You can try to tweak your module classpath order or to separate Groovy
from other libraries.
"or separate Groovy from other libraries"
what exactly do you mean by this ?
BTW, I tried to re-order libraries but it did not do much. I also tried to use embedded groovy and it partially helped - my test is running - but now groovy script does not work. I get
Caught: java.lang.NoSuchMethodError: org.objectweb.asm.ClassVisitor.visit(IILjava/lang/String;Ljava/lang/String;Ljava/lang/String;[Ljava/lang/String;)V
This is quite odd :-( Any more ideas?
Thanks,
alex.
That's not odd. Welcome to the classpath hell ;). I'm afraid the only
way out is either to move Groovy files to another module with another
classpath, or to change your Spring/Hibernate libraries' versions so
that they use the same CGLIB version as Groovy does.

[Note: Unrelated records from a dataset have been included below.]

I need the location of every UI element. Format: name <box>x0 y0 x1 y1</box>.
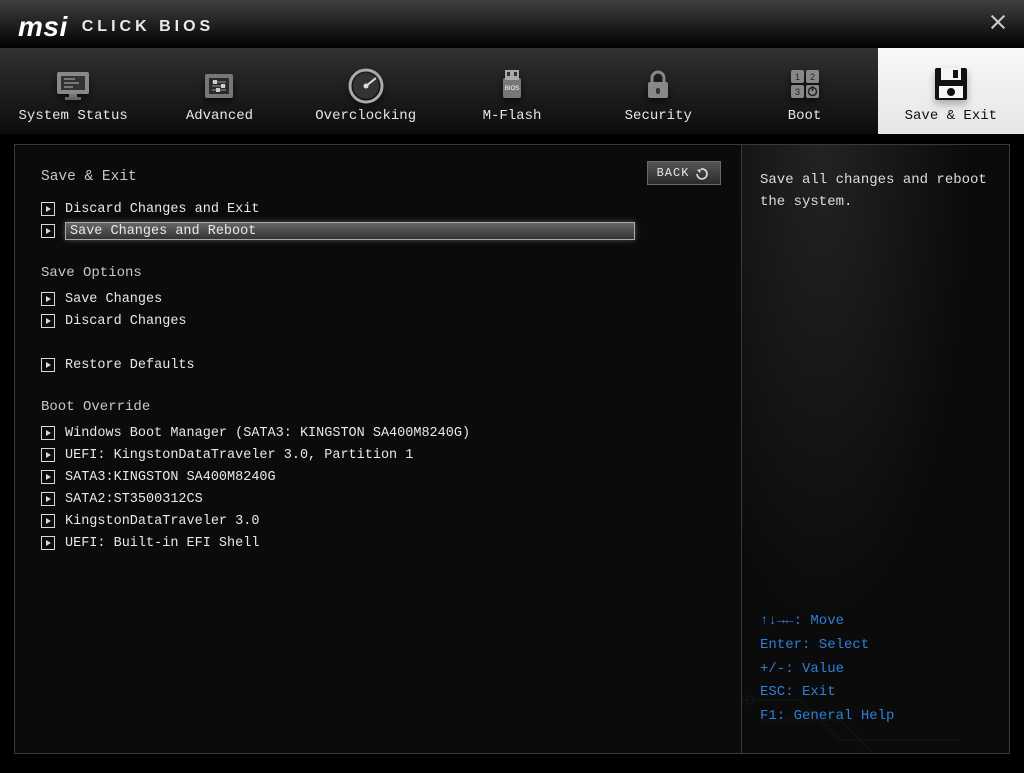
item-label: Save Changes and Reboot <box>65 222 635 240</box>
action-icon <box>41 514 55 528</box>
item-save-and-reboot[interactable]: Save Changes and Reboot <box>41 221 719 241</box>
hint-select: Enter: Select <box>760 634 991 658</box>
item-label: Save Changes <box>65 292 162 307</box>
group-save-options: Save Options Save Changes Discard Change… <box>41 265 719 331</box>
product-name: CLICK BIOS <box>82 18 214 36</box>
action-icon <box>41 448 55 462</box>
svg-text:1: 1 <box>795 72 800 82</box>
undo-icon <box>695 166 711 180</box>
item-label: Discard Changes <box>65 314 187 329</box>
boot-override-option[interactable]: UEFI: KingstonDataTraveler 3.0, Partitio… <box>41 445 719 465</box>
nav-label: System Status <box>19 108 128 124</box>
action-icon <box>41 492 55 506</box>
hint-help: F1: General Help <box>760 705 991 729</box>
boot-override-option[interactable]: UEFI: Built-in EFI Shell <box>41 533 719 553</box>
item-label: Restore Defaults <box>65 358 195 373</box>
back-button[interactable]: BACK <box>647 161 721 185</box>
nav-save-exit[interactable]: Save & Exit <box>878 48 1024 134</box>
nav-label: Overclocking <box>315 108 416 124</box>
help-description: Save all changes and reboot the system. <box>760 169 991 214</box>
header-bar: msi CLICK BIOS <box>0 0 1024 48</box>
nav-label: Save & Exit <box>905 108 997 124</box>
group-boot-override: Boot Override Windows Boot Manager (SATA… <box>41 399 719 553</box>
action-icon <box>41 426 55 440</box>
item-discard-and-exit[interactable]: Discard Changes and Exit <box>41 199 719 219</box>
nav-advanced[interactable]: Advanced <box>146 48 292 134</box>
hint-exit: ESC: Exit <box>760 681 991 705</box>
lock-icon <box>635 58 681 104</box>
nav-overclocking[interactable]: Overclocking <box>293 48 439 134</box>
nav-label: Boot <box>788 108 822 124</box>
floppy-icon <box>928 58 974 104</box>
page-title: Save & Exit <box>41 169 719 185</box>
usb-icon: BIOS <box>489 58 535 104</box>
item-restore-defaults[interactable]: Restore Defaults <box>41 355 719 375</box>
nav-system-status[interactable]: System Status <box>0 48 146 134</box>
item-save-changes[interactable]: Save Changes <box>41 289 719 309</box>
action-icon <box>41 470 55 484</box>
nav-label: M-Flash <box>483 108 542 124</box>
top-nav: System Status Advanced Overclocking BIOS… <box>0 48 1024 134</box>
gauge-icon <box>343 58 389 104</box>
monitor-icon <box>50 58 96 104</box>
key-hints: ↑↓→←: Move Enter: Select +/-: Value ESC:… <box>760 610 991 729</box>
svg-text:2: 2 <box>810 72 815 82</box>
item-discard-changes[interactable]: Discard Changes <box>41 311 719 331</box>
item-label: SATA2:ST3500312CS <box>65 492 203 507</box>
group-exit: Discard Changes and Exit Save Changes an… <box>41 199 719 241</box>
group-heading: Boot Override <box>41 399 719 415</box>
action-icon <box>41 314 55 328</box>
settings-panel: BACK Save & Exit Discard Changes and Exi… <box>14 144 742 754</box>
svg-text:3: 3 <box>795 87 800 97</box>
boot-order-icon: 1 2 3 <box>782 58 828 104</box>
nav-boot[interactable]: 1 2 3 Boot <box>731 48 877 134</box>
svg-text:BIOS: BIOS <box>505 86 519 92</box>
close-button[interactable] <box>984 8 1012 36</box>
action-icon <box>41 202 55 216</box>
nav-security[interactable]: Security <box>585 48 731 134</box>
item-label: Windows Boot Manager (SATA3: KINGSTON SA… <box>65 426 470 441</box>
boot-override-option[interactable]: SATA3:KINGSTON SA400M8240G <box>41 467 719 487</box>
action-icon <box>41 224 55 238</box>
boot-override-option[interactable]: SATA2:ST3500312CS <box>41 489 719 509</box>
item-label: UEFI: KingstonDataTraveler 3.0, Partitio… <box>65 448 413 463</box>
group-heading: Save Options <box>41 265 719 281</box>
brand-logo: msi <box>18 11 68 43</box>
back-button-label: BACK <box>657 166 690 180</box>
action-icon <box>41 358 55 372</box>
sliders-icon <box>196 58 242 104</box>
group-restore: Restore Defaults <box>41 355 719 375</box>
item-label: SATA3:KINGSTON SA400M8240G <box>65 470 276 485</box>
item-label: KingstonDataTraveler 3.0 <box>65 514 259 529</box>
nav-label: Security <box>625 108 692 124</box>
boot-override-option[interactable]: KingstonDataTraveler 3.0 <box>41 511 719 531</box>
nav-label: Advanced <box>186 108 253 124</box>
action-icon <box>41 292 55 306</box>
item-label: UEFI: Built-in EFI Shell <box>65 536 259 551</box>
hint-value: +/-: Value <box>760 658 991 682</box>
action-icon <box>41 536 55 550</box>
boot-override-option[interactable]: Windows Boot Manager (SATA3: KINGSTON SA… <box>41 423 719 443</box>
nav-mflash[interactable]: BIOS M-Flash <box>439 48 585 134</box>
help-panel: Save all changes and reboot the system. … <box>742 144 1010 754</box>
hint-move: ↑↓→←: Move <box>760 610 991 634</box>
item-label: Discard Changes and Exit <box>65 202 259 217</box>
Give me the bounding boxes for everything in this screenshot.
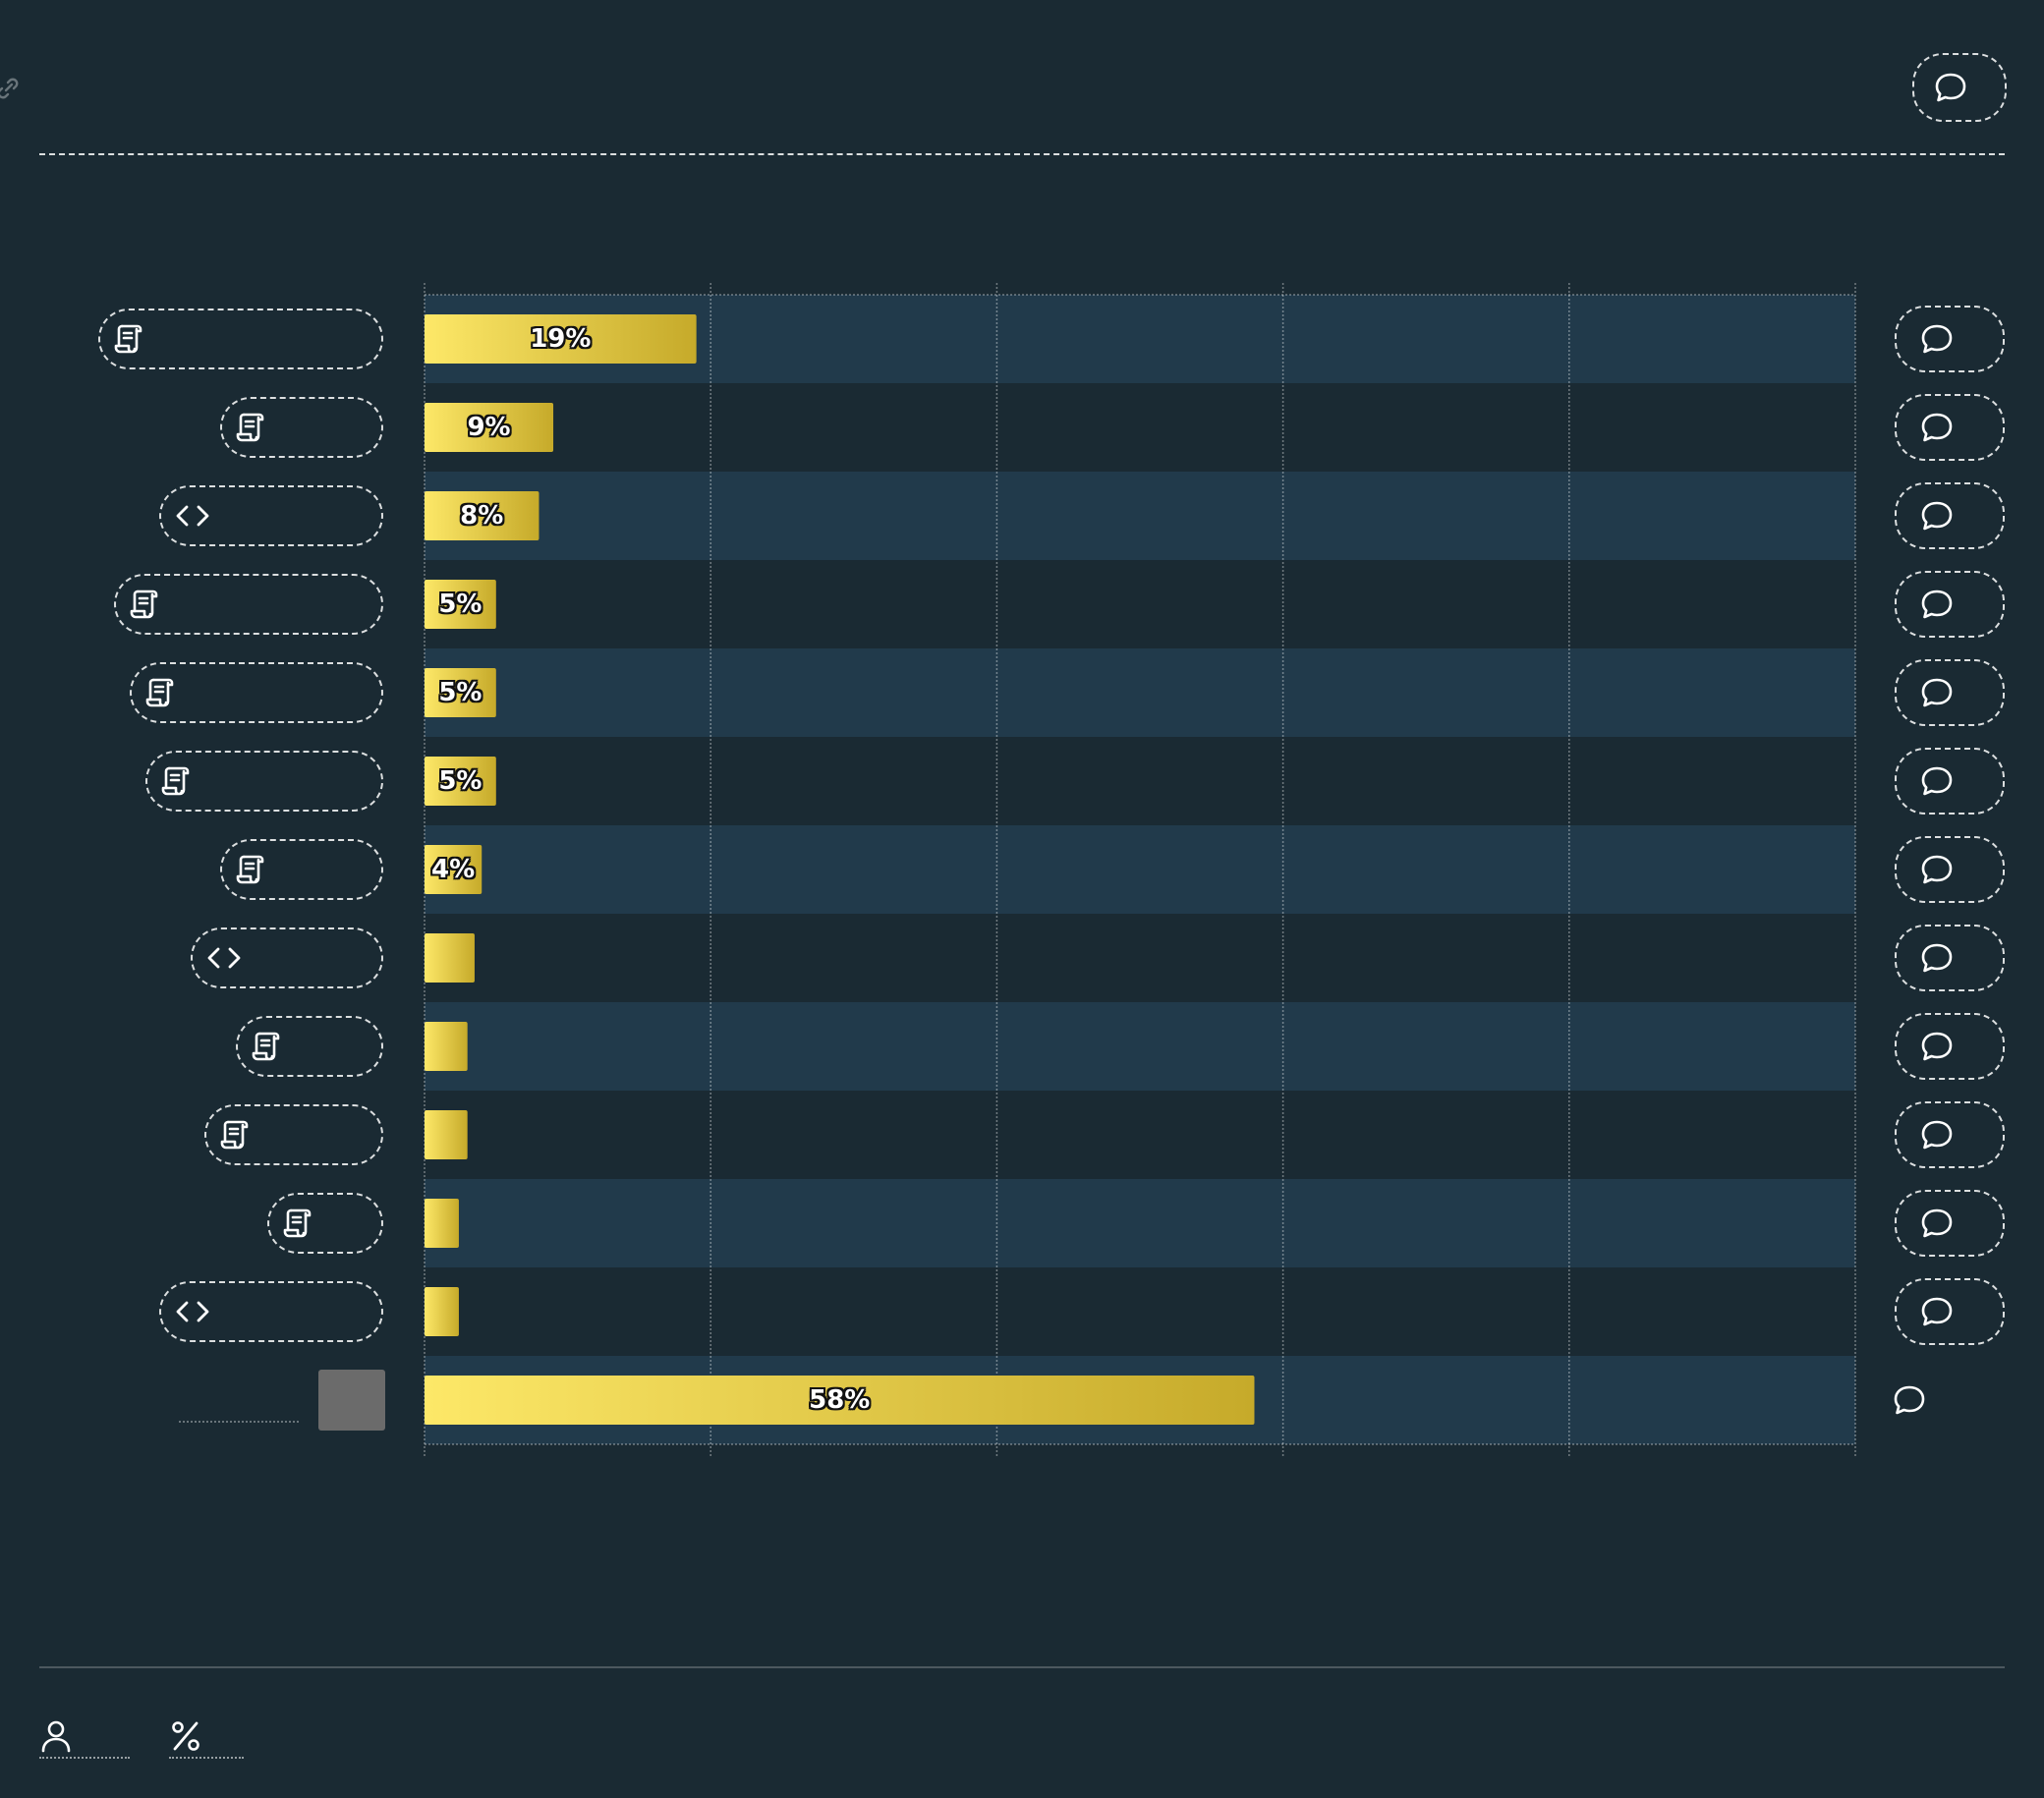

Usually, the best way to avoid classpath problems with Groovy is to use groovy-all.jar. Is that what you mean by "embedded Groovy"?
Yep.
groovy facet tried to automagically detect where my groovy is. It found the location and put the jars in its lib directory as facet's libs. I changed that to point to just one jar (groovy-all) in embedded directory. But as I mentioned this only solves the problem of running the tests (they are totally groovy free). Now, I can not run groovy scripts that sit in the same module.
Which problems do you have with running groovy scripts?
you probably missed this:
Oh no, the answer is the same. Your groovy*.jar is anyway compiled
against another version of CGLIB, so it's still classpath hell, sorry.